[ET Net News Agency, 26 February 2026] US stocks rose for a second consecutive day.
Although Nvidia's results were strong, its share price was volatile in after-hours
trading. Hong Kong stocks, now in the midst of earnings season, also showed choppy
performance. Early in the session, the HSI tracked the record highs of the two major Hong
Kong banks and started well, but technology and Mainland China insurance sectors
underperformed intraday. By midday, the Hang Seng Index had fallen 104 points or 0.4% to
26,661, with main board turnover exceeding HKD 130.9 billion. Stock Connect registered
another net outflow of nearly HKD 4.5 billion. The Hang Seng China Enterprises Index ended
the morning at 8,918, down 116 points or 1.3%. The Hang Seng Tech Index closed at 5,173,
down 86 points or 1.7%.
"Yuen Che Hay: Old tech stocks need earnings to regain confidence"
On option expiry day, Hong Kong stocks were volatile. The HSI opened over 200 points
higher in the morning but quickly fell back, at one stage dropping more than 200 points.
Yuen Che Hay, the Co-Director of Investment Strategy of Quam Asset Securities, told ET Net
News that Hong Kong stocks are currently in a position where it is hard for them to rise
but easy to fall. The biggest reason is concerns about earnings prospects for tech stocks.
He noted that "technology stocks" are now divided into "new tech stocks" and "old tech
stocks": names linked to AI, such as the "AI Dragons and Tigers", have much brighter
growth prospects and their recent share price gains have made the old tech stocks, such as
ATMX, look increasingly lacklustre. The main concern is that the new AI wave could erode
the profits of traditional tech companies; this has put pressure on old tech stocks' share
prices recently. Under this premise, the major tech stock heavyweights have struggled to
improve. To win back market favour, these old tech names must produce earnings that
rebuild investor confidence.
He expects the market will remain in a stock-picking mode while investors wait for tech
earnings, with the HSI likely to fluctuate between 26,000 and 27,000. Investors need to
pick stocks selectively rather than rely on the broad market, as no sector is completely
bullish or bearish now and each stock must be judged on its individual merits. He cited
traditional financial stocks as an example, only companies that post results well above
expectations, like HSBC (00005), can see their shares break out to new highs. For
large-cap blue chips such as Mainland China insurers, he considers them suitable for
holding, but for HKEX (00388), the technical picture warrants caution. Yuen added that
current conditions do not favour speculative trading; even "steady rebound" stocks such as
property and financials have already risen a lot, making it hard to buy on dips or chase
higher prices.
"Antitrust investigation becomes Trip.com's Sword of Damocles"

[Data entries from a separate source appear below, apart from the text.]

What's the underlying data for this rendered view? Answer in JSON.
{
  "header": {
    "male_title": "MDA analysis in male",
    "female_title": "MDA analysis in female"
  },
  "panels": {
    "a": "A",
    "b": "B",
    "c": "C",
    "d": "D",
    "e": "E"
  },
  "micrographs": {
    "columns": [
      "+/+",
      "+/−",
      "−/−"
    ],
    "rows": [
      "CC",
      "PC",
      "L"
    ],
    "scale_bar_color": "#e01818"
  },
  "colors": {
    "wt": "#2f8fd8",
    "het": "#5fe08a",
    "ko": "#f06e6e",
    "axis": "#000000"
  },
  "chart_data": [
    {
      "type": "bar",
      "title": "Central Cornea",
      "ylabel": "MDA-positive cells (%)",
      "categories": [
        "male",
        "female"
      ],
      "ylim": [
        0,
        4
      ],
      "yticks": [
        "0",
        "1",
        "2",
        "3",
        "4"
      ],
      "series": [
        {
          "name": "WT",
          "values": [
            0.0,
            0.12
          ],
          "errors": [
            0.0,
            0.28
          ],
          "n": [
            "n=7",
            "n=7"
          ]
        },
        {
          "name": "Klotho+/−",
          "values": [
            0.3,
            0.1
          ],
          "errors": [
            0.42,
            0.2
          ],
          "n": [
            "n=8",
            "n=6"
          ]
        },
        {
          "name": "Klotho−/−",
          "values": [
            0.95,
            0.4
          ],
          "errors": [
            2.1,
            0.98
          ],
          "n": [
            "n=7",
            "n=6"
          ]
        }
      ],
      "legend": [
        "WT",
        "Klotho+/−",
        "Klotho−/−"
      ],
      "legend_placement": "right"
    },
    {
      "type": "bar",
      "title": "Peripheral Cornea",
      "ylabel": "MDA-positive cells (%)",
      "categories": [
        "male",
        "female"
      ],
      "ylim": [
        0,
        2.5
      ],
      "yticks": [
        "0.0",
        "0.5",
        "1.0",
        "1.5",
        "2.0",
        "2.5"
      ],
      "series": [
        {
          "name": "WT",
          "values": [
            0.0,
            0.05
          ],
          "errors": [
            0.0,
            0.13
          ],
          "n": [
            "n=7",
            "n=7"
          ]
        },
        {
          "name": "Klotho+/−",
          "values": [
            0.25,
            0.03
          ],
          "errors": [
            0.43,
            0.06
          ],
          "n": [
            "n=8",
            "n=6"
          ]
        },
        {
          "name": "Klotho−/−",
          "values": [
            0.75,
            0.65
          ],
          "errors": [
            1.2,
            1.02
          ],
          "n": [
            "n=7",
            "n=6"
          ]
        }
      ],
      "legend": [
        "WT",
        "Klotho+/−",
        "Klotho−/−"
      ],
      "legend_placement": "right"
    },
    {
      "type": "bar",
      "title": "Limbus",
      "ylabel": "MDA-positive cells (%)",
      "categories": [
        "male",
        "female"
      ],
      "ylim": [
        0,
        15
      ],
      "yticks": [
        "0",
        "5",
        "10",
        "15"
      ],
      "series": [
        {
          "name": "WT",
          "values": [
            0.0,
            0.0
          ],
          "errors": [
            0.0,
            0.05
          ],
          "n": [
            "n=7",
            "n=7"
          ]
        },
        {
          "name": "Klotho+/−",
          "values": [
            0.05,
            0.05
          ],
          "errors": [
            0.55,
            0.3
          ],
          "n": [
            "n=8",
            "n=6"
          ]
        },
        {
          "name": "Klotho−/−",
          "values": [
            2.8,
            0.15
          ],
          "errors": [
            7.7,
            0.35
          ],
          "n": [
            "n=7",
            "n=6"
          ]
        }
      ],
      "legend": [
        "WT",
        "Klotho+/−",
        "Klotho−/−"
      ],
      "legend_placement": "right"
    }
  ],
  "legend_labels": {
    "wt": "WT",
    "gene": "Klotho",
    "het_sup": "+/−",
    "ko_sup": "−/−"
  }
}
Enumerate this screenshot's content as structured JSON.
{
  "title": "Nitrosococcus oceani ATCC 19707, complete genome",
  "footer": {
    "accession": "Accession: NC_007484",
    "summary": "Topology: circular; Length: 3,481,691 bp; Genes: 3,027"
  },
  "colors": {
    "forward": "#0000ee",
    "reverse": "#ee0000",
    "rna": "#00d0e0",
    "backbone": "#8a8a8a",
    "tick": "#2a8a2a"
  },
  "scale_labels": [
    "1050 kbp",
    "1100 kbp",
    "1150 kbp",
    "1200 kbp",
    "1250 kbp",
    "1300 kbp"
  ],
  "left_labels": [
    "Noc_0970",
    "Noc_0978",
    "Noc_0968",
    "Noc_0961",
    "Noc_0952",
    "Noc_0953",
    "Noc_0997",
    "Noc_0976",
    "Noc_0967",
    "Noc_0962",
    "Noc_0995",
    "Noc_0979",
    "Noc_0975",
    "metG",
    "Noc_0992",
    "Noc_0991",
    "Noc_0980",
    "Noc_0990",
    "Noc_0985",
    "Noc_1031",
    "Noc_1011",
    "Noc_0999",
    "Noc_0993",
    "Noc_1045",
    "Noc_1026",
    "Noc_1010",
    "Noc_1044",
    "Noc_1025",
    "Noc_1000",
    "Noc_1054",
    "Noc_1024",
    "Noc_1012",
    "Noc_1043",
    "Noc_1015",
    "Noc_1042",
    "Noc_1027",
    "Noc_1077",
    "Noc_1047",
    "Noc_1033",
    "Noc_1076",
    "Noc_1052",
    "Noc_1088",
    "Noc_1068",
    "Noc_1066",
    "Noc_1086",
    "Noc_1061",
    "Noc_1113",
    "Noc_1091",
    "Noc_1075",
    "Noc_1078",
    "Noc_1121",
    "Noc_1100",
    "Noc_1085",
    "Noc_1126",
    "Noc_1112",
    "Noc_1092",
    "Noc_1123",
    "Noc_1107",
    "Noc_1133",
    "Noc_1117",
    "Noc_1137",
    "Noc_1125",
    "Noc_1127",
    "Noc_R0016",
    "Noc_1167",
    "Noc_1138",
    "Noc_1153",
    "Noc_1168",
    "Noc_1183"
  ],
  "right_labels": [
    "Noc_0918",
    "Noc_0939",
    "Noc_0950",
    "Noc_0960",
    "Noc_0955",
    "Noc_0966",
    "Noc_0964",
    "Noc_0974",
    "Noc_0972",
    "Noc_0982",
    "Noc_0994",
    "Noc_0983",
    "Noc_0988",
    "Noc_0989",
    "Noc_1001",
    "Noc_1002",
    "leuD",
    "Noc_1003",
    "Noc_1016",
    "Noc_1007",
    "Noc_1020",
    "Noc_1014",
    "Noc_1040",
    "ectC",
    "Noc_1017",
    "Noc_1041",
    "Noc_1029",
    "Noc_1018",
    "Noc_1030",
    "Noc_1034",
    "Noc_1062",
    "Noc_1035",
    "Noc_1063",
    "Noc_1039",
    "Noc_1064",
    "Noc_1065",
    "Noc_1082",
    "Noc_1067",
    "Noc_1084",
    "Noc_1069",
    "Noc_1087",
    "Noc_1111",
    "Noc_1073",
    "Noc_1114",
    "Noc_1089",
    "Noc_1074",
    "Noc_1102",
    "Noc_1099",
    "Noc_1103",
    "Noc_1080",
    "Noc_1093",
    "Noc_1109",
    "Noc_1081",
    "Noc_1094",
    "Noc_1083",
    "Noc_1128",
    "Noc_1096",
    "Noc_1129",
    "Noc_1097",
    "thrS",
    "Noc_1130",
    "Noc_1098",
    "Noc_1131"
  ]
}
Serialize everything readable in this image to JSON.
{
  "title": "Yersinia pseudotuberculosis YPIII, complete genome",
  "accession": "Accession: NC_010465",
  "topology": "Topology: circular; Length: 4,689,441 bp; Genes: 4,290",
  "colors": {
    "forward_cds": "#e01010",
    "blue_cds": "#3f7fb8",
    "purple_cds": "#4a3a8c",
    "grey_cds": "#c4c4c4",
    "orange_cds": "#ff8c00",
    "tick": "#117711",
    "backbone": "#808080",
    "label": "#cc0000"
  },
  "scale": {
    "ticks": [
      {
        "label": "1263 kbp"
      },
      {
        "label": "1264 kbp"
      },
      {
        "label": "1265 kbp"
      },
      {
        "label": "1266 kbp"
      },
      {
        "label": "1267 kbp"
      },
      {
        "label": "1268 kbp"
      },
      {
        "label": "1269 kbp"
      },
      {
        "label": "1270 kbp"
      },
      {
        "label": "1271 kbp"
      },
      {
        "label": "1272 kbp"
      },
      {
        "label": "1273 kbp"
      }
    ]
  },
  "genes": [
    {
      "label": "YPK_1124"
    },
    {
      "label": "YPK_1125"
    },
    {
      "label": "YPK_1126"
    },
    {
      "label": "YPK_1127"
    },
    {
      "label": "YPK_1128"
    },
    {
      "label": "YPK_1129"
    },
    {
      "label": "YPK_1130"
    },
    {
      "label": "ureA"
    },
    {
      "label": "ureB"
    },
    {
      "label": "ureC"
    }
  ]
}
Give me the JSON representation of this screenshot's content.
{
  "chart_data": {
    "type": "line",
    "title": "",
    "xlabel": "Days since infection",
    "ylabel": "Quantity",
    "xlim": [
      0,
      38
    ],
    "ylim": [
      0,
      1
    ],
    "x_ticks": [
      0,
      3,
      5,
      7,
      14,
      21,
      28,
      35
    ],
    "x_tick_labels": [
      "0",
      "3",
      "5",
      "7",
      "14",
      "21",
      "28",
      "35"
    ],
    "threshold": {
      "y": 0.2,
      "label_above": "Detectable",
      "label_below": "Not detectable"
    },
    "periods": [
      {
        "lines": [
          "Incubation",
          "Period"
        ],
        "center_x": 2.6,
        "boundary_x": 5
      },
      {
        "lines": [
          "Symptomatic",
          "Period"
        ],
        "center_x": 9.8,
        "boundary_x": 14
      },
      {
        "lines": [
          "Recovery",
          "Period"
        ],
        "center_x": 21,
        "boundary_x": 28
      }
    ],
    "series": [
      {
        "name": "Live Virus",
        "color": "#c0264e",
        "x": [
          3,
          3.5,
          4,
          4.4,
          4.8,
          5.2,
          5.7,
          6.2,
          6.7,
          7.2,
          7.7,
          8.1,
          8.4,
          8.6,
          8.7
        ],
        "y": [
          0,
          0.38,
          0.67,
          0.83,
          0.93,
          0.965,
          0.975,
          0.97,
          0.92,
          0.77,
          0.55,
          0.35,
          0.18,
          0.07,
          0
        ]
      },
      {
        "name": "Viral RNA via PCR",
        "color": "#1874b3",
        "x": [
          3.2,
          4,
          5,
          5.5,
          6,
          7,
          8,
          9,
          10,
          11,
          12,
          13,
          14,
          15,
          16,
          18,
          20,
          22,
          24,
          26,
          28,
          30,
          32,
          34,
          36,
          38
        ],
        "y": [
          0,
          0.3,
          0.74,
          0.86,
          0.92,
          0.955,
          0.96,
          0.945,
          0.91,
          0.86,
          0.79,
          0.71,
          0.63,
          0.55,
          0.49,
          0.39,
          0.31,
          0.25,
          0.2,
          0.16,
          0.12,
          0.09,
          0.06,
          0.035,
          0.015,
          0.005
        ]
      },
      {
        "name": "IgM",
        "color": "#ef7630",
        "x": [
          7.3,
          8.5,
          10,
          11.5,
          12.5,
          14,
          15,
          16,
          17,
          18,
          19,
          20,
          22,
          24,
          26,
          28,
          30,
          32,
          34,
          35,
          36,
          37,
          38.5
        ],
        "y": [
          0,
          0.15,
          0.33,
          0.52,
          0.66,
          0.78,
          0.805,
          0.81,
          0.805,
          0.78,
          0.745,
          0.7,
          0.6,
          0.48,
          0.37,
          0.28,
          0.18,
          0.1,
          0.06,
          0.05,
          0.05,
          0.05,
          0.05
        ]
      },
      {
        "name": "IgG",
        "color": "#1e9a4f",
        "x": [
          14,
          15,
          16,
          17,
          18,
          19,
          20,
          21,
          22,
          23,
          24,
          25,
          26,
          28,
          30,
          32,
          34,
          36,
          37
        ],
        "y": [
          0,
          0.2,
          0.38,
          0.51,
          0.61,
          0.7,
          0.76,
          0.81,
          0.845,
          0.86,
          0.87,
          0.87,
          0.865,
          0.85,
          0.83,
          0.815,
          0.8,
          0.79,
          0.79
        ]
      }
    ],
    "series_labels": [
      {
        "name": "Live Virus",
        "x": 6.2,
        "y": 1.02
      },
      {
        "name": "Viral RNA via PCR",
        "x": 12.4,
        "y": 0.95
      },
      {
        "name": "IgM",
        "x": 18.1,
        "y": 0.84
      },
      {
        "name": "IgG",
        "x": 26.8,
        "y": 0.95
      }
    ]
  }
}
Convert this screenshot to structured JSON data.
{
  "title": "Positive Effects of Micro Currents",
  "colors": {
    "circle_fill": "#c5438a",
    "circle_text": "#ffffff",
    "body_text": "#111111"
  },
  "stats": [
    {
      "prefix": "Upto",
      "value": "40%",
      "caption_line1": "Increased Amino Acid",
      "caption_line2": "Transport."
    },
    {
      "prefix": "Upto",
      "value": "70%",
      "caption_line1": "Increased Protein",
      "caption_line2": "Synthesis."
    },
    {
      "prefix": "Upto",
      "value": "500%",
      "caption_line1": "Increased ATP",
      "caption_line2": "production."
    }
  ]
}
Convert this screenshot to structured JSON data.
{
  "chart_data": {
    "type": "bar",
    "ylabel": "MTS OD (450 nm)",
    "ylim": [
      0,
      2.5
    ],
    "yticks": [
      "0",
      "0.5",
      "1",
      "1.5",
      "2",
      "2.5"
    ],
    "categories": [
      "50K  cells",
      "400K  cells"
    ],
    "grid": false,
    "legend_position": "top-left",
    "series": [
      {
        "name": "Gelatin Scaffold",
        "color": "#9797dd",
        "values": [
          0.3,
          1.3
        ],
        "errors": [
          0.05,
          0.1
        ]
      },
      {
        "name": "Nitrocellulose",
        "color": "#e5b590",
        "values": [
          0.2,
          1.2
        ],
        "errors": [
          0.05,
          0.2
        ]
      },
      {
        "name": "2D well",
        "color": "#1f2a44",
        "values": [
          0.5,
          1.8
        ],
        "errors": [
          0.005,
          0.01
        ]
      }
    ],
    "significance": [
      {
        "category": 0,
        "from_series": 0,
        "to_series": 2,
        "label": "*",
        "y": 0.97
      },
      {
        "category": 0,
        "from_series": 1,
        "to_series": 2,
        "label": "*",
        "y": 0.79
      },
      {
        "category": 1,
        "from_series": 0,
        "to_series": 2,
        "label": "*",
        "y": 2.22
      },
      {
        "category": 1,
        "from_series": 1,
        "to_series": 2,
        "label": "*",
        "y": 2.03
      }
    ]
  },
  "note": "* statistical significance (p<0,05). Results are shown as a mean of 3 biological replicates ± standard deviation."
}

Trip.com (09961) announced its fourth quarter net profit doubled year-on-year to RMB
4.27 billion, although this represented a 78.5% quarter-on-quarter decline. Revenue grew
20% year-on-year to RMB 15.43 billion, with all key segments posting balanced year-on-year
growth of 10-20%. Yuen Che Hay commented that Trip.com's results were not only solid but
could even be described as strong. However, the antitrust investigation by the State
Administration for Market Regulation has offset all positive factors. He pointed out that
if the regulator eventually imposes a fine, the market might even breathe a sigh of
relief, as even a large fine would at least bring closure to the issue. Currently, though,
the investigation remains unresolved. Even Trip.com itself noted in its results that it is
unable to predict the status or outcome of the probe, further deepening uncertainty. Thus,
no matter how strong the earnings, it is hard to attract buyers. Yuen believes the
market's real concern is not the penalty itself, but uncertainty over what the company can
or cannot do in its business operations in future, and this is what truly deters
investors.
Since the launch of the antitrust probe, Trip.com's share price has slumped more than
30% from above 600 HKD to briefly fall below the psychological 400 HKD level. Yuen noted
that after a sharp drop, the risk-reward ratio for the stock is certainly higher, but the
real question is whether investors can benefit, when even the company isn't clear on the
investigation's status or eventual outcome. Even as the valuation becomes attractive, he
does not recommend investors rush in to bottom-fish. He added that, for now, the
authorities' investigation into Trip.com remains an isolated case. But if more cases
emerge, the market will begin to worry about a renewed wave of antitrust action.